Pownce vs Twitter
It seems like with the launch of Pownce that it is going to be some sort of battle between it and Twitter. However, I think that the two systems are quite complimentary. Twitter aims to be a multiplatform messaging system. Pownce aims to be a multipurpose sharing system.
Twitter sends small text bursts to an user’s network of friends across the web into as many formats as needed: desktop, texts, instant messenger, etc. Perhaps in the future, Twitter will expand into text-to-speech (to leave voice mail) or even just plain email alerts. But the point is that it aims to be a one-input-to-many-outputs texting system. Twitter launched without a special application because SMS was Twitter’s special application. Sharing location and ideas are perfect for this. Sending structured data, like links and threaded replies, is awkward but possible. Sending things only to specific groups of a user’s network, not at all.
Pownce, on the other hand fills this void. It is designed to take binary data (like files) or structured data (like events) and share them with specific friends or groups easily. Public sharing is enabled simply because it is possible, and attracts new users. But rich data must be sent to systems that can read it. There’s no good reason to send a 100MB file to a mobile — yet — which is why the computer desktop is the focus for now. It is also designed to circumvent restrictions of other networks, like in the case of file sharing, which is why a desktop client is such an integral and promoted component of the site.
Notice the subtle differences yet? Twitter aims to supplement existing messaging technologies, while Pownce aims to supplant them.

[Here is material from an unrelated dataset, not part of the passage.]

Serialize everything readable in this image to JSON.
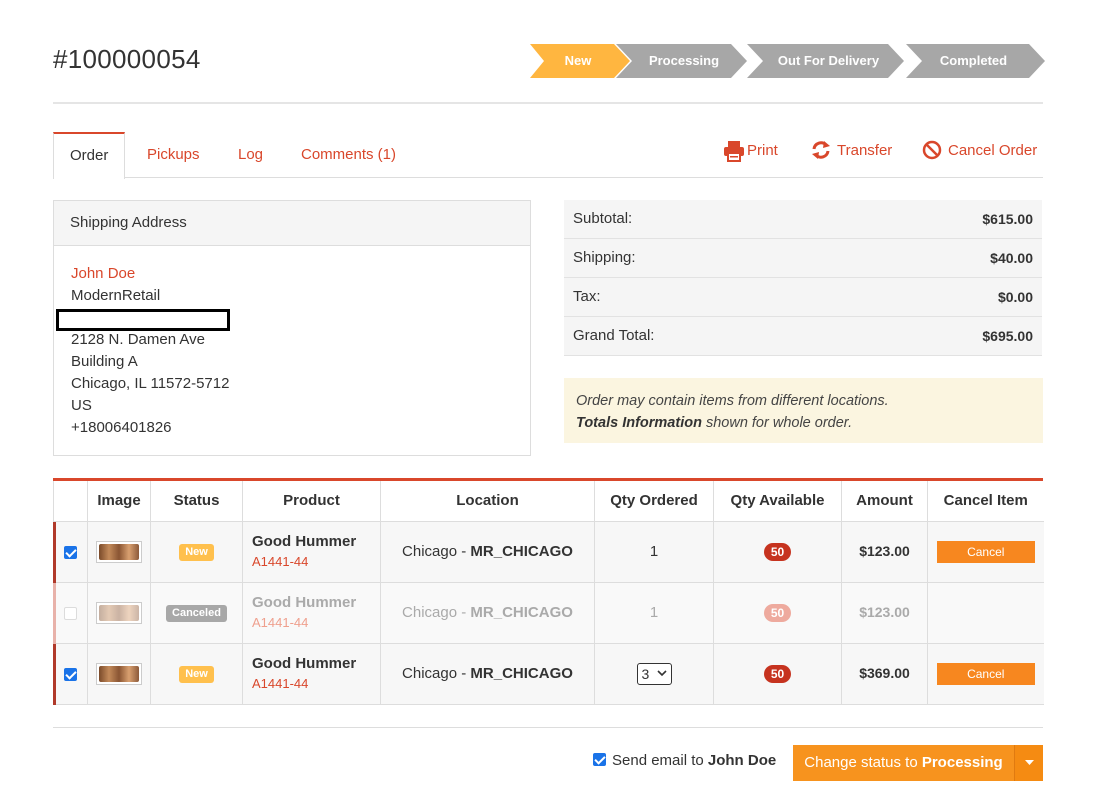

Twitter will happily integrate into your Google Talk account and route your messages into your instant messenger. Pownce wants you to skip the instant messenger entirely. On Twitter, I am either public or private, period — and when I am public, the world has access all the time… it is an electronic megaphone blasting out in all forms (just check out Twittervision!). On Pownce, I have no explicit state because it all depends on how I chose to send things on a post-by-post basis. My privacy is dependent on what and how I wish to share items. I don’t broadcast, I conditionally publish. My material is hosted. In this sense, I see Pownce vs. Tumblr as the real point of conflict, not Pownce vs. Twitter.
In the end, I see both companies going in different, but complimentary directions. Sure, you can share text on Pownce but you can’t get that Pownce as an SMS. And you can share a link on Twitter but you can’t get a file, either. It’s all in how you choose to share yourself the most. What I am doing and what I want you to see are, in fact, different things and they will continue to be surfaced in different ways by these services.
Im in yr office, filin yr docs
Last time I showed Twitter around, I got asked how they make money. It’s a good question, because as it stands now, I can’t see how they can. The reason why it’s catching on like wildfire is because it is so simple and so open. No cost of entry. Text subscriptions that go everywhere and (seemingly) anywhere. Which is why we see companies that blog (Veer, Adaptive Path, etc.) popping up there just as much as we see application updates (Twitterrific, etc.) becoming “users” of the site. There’s no paid path into this functionality required to take advantage of it.
The problem for real business use, however, is that public on Twitter is the public Internet. While you can be private, it still means you can add people other than co-workers into your circle, ruining the privacy. The way to make it useful for companies is to make that state of being private be within an intranet instead. There’s two distinct ways I could see that happening.
The first would be to make Twitter an internally deployable platform. It’s unlikely, because given the history and current growth of Twitter, I believe Twitter is made up of a lot of custom and open code spread across a network of systems. The magic of Twitter is that its growing in a human-like fashion — there’s an electronic body being grown an organ at a time, and it keeps picking up skills as you show it new ones. It’s very much alive. There’s no way to reproduce that as a “single package” for a business to install.
The second is more realistic, and similar to current web 2.0 offerings: offer a subscription for a secure custom domain (third-level or other). Establish admins who are given configuration access to all users. Phone numbers, IM handles, etc. can be whitelisted so they match official records. Things of that nature. More importantly, Twitter needs a true mobile app, like Jaiku’s, that integrates status with the phone’s Contacts list and can easily manage the modality that would arise from having a public Twitter and multiple private Twitters.
Even so, this experience is too new for business. Would they know how to use it? Hell, most are still uncomfortable finding a place for instant messenger. How would they react to an IT-supplied phone with a mobile app that auto-updates phone on/off status? Or even their position on campus using mobile GPS? Badly, I would imagine. The majority would scream invasion of privacy. But for those willing, it could become a huge benefit for staying in touch and up-to-date.
Even so, just the existence of such a private Twitter could fracture the activity on the public site if individuals began signing up for it. What if your friend set up a private space? How would you reconcile being on his list there while trying to still update for friends on the public site?
Ultimately, you end up with an explosion of SMS short codes that you need to text to and that excess of modality would kill the experience. The beauty of the system is that it is simple. The challenge of the system is that it is simple.
Too simple, perhaps, to make any money in the business world.